Re: Kernel NULL pointer deref and data corruptions with xfs on 6.1

From: Matthew Wilcox
Date: Mon Jul 24 2023 - 23:42:07 EST


On Tue, Jul 25, 2023 at 07:45:25AM +1000, Dave Chinner wrote:
> On Mon, Jul 24, 2023 at 12:23:31PM +0100, Daniel Dao wrote:
> > Hi again,
> >
> > We had another example of xarray corruption involving xfs and zsmalloc. We are
> > running zram as swap. We have 2 tasks deadlock waiting for page to be released
>
> Do your problems on 6.1 go away if you stop using zram as swap?

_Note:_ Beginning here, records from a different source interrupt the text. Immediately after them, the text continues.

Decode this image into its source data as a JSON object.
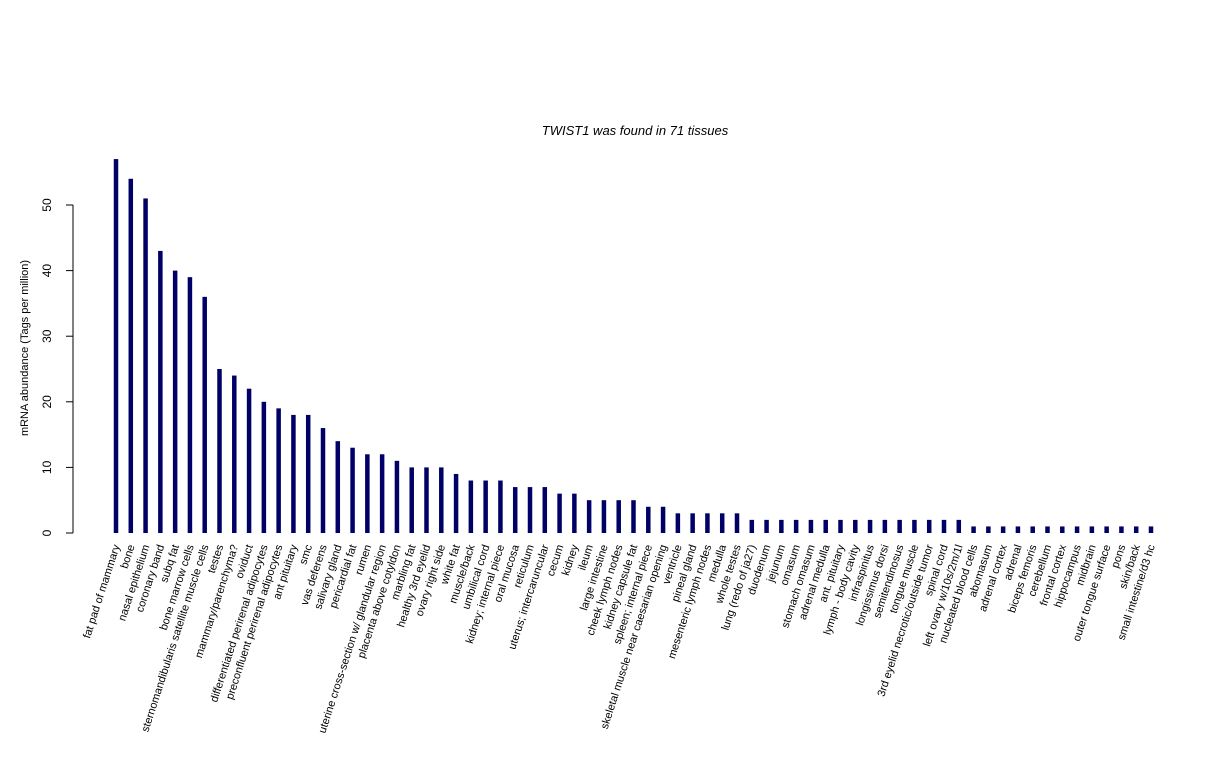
{
  "chart_data": {
    "type": "bar",
    "title": "TWIST1  was found in  71  tissues",
    "xlabel": "",
    "ylabel": "mRNA abundance (Tags per million)",
    "ylim": [
      0,
      57
    ],
    "yticks": [
      0,
      10,
      20,
      30,
      40,
      50
    ],
    "grid": false,
    "legend": "none",
    "bar_color": "#000066",
    "categories": [
      "fat pad of mammary",
      "bone",
      "nasal epithelium",
      "coronary band",
      "subq fat",
      "bone marrow cells",
      "sternomandibularis satellite muscle cells",
      "testes",
      "mammary/parenchyma?",
      "oviduct",
      "differentiated perirenal adipocytes",
      "preconfluent perirenal adipocytes",
      "ant pituitary",
      "smc",
      "vas deferens",
      "salivary gland",
      "pericardial fat",
      "rumen",
      "uterine cross-section w/ glandular region",
      "placenta above cotyldon",
      "marbling fat",
      "healthy 3rd eyelid",
      "ovary right side",
      "white fat",
      "muscle/back",
      "umbilical cord",
      "kidney; internal piece",
      "oral mucosa",
      "reticulum",
      "uterus; intercaruncular",
      "cecum",
      "kidney",
      "ileum",
      "large intestine",
      "cheek lymph nodes",
      "kidney capsule fat",
      "spleen; internal piece",
      "skeletal muscle near caesarian opening",
      "ventricle",
      "pineal gland",
      "mesenteric lymph nodes",
      "medulla",
      "whole testes",
      "lung (redo of ja27)",
      "duodenum",
      "jejunum",
      "omasum",
      "stomach omasum",
      "adrenal medulla",
      "ant. pituitary",
      "lymph - body cavity",
      "infraspinitus",
      "longissimus dorsi",
      "semitendinosus",
      "tongue muscle",
      "3rd eyelid necrotic/outside tumor",
      "spinal cord",
      "left ovary w/10s/2m/1l",
      "nucleated blood cells",
      "abomasum",
      "adrenal cortex",
      "adrenal",
      "biceps femoris",
      "cerebellum",
      "frontal cortex",
      "hippocampus",
      "midbrain",
      "outer tongue surface",
      "pons",
      "skin/back",
      "small intestine/d3 hc"
    ],
    "values": [
      57,
      54,
      51,
      43,
      40,
      39,
      36,
      25,
      24,
      22,
      20,
      19,
      18,
      18,
      16,
      14,
      13,
      12,
      12,
      11,
      10,
      10,
      10,
      9,
      8,
      8,
      8,
      7,
      7,
      7,
      6,
      6,
      5,
      5,
      5,
      5,
      4,
      4,
      3,
      3,
      3,
      3,
      3,
      2,
      2,
      2,
      2,
      2,
      2,
      2,
      2,
      2,
      2,
      2,
      2,
      2,
      2,
      2,
      1,
      1,
      1,
      1,
      1,
      1,
      1,
      1,
      1,
      1,
      1,
      1,
      1
    ]
  }
}
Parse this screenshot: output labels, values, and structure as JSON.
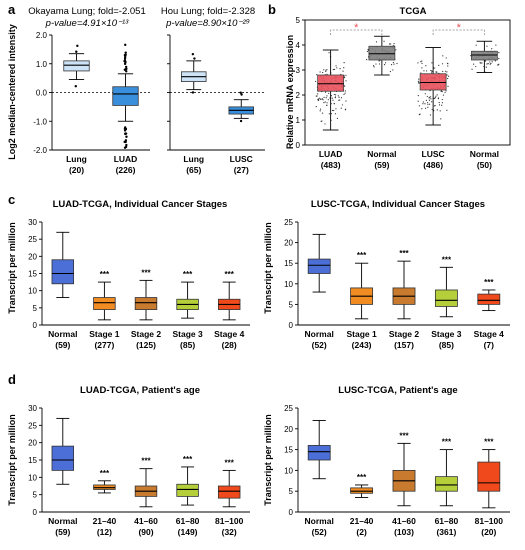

I think zram is the victim here, not the culprit. I think what's
going on is that -- somehow -- there are stale pointers in the xarray.
zram allocates these pages (I suspect most of the memory in this machine
is allocated to zram or page cache) and then we blow up when finding
a folio in the page cache which has a ->mapping that is actually a
movable_ops structure.

But how do we get stale pointers in the xarray? I've been worrying at
that problem for months. At some point, the refcount must go down to
zero:

static inline void folio_put(struct folio *folio)
{
if (folio_put_testzero(folio))
__folio_put(folio);
}

(assume we're talking about a large folio; everything seems to point
that way):

__folio_put_large:
if (!folio_test_hugetlb(folio))
__page_cache_release(folio);
destroy_large_folio(folio);

destroy_large_folio:
free_transhuge_page()
free_transhuge_page:
free_compound_page(page);
free_compound_page:
free_the_page(page, compound_order(page));
free_the_page:
__free_pages_ok(page, order, FPI_NONE);
__free_pages_ok:
if (!free_pages_prepare(page, order, fpi_flags))
free_pages_prepare:
if (PageMappingFlags(page))
page->mapping = NULL;
(doesn't trigger; PageMappingFlags are false for page cache)
if (is_check_pages_enabled()) {
if (free_page_is_bad(page))
free_page_is_bad:
if (likely(page_expected_state(page, PAGE_FLAGS_CHECK_AT_FREE)))
return false;

/* Something has gone sideways, find it */
free_page_is_bad_report(page);
page_expected_state:
if (unlikely((unsigned long)page->mapping | ...
return false;

free_page_is_bad_report:
bad_page(page,
page_bad_reason(page, PAGE_FLAGS_CHECK_AT_FREE));
page_bad_reason:
if (unlikely(page->mapping != NULL))
bad_reason = "non-NULL mapping";

So (assuming that Daniel has check_pages_enabled set and isn't ignoring
important parts of dmesg, which seem like reasonable assumptions), the
last put of a folio must be after the folio has had its ->mapping cleared

But we remove the folio from the page cache in page_cache_delete(),
right before we set the mapping to NULL. And again in
delete_from_page_cache_batch() (in the other order; I don't think that's
relevant?)

So where do we set folio->mapping to NULL without removing folio from
the XArray? I'm beginning to suspect it's a mishandled failure in
split_huge_page(), so I'll re-review that code path tomorrow.